Adrian, 42, and Bernadette, 39, planned to rescue Monika from a potential life of poverty and transplant her to suburban Berkshire, where they already have one legally adopted Romanian daughter, Grace. The dream dissolved when guards on the frontier with Hungary discovered Monika hidden in a box in the Mooney's car.

The Mooneys face up to five years in prison, although their lawyers believe a fine and suspended sentence are more likely. As for Monika, she has been placed in an orphanage, from where she has little chance of being adopted. Prejudice in Romania against gypsies is notoriously strong. As the trial restarts, Romanian students in Bucharest have vowed to chain themselves to railway tracks - not out of sympathy with the Mooneys, but in a desperate-sounding attempt to draw attention to what they insist are appalling educational conditions.

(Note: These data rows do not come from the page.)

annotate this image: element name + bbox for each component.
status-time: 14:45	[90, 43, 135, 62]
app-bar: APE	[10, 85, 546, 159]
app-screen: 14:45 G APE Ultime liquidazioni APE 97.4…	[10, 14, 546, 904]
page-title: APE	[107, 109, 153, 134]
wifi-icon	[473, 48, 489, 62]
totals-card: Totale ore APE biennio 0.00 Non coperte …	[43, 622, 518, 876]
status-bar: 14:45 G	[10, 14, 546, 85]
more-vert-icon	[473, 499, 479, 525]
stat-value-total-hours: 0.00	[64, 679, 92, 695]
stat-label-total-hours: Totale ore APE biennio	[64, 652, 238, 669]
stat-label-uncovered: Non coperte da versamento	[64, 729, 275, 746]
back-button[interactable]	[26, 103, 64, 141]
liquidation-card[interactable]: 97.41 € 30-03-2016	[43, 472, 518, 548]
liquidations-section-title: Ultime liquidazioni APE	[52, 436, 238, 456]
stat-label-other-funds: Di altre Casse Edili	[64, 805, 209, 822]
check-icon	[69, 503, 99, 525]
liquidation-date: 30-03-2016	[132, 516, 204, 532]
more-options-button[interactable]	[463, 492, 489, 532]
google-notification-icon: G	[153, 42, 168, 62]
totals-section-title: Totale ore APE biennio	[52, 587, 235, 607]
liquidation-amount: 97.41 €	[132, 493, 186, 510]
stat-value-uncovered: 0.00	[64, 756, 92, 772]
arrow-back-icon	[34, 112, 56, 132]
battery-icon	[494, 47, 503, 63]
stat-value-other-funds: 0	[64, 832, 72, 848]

Across the border in former Yugoslavia, the United Nations war crimes prosecutor, Richard Goldstone, is completing an investigation on serious human rights abuses. On Tuesday the findings will be announced.

He is likely to face stiff questions about whether the UN is making a serious effort to pursue those responsible for killing an estimated 200,000 civilians in the two-year war in Bosnia, plus tens of thousands more in Croatia, in its desperation to reach a peace settlement with the warring parties.

As the Serbs celebrate the UN decision to allow the reopening of Belgrade airport to international traffic - the first sign of the lifting of sanctions on rump Yugoslavia - their southern neighbours in the Former Yugoslav Republic of Macedonia on Sunday go to the polls in presidential and parliamentary elections.

The President, Kiro Gligorov, a wily septuagenarian political survivor, who has been in most Yugoslav cabinets since the 1940s, is expected to remain head of state with a comfortable majority. This result would be a reward for having kept his impoverished, ethnically mixed state of 2 million Slavs and Albanians out of the wars raging elsewhere in former Yugoslavia.

Finns also go to the polls on Sunday, in a referendum on membership of the European Union. The result may have a knock-on effect on voters' opinions in two other Nordic states, Sweden and Norway, where referendums on membership of the EU are to take place this autumn. The latest opinion polls show a big majority of Finns favour joining the EU.

Two troubled leaders will have a chance to discuss their ungrateful respective electorates on Friday, when Italy's embattled Prime Minister, Silvio Berlusconi, flies to Moscow to meet the Russian President, Boris Yeltsin - the latter is under fire from opposition deputies for alleged extravagant drinking binges.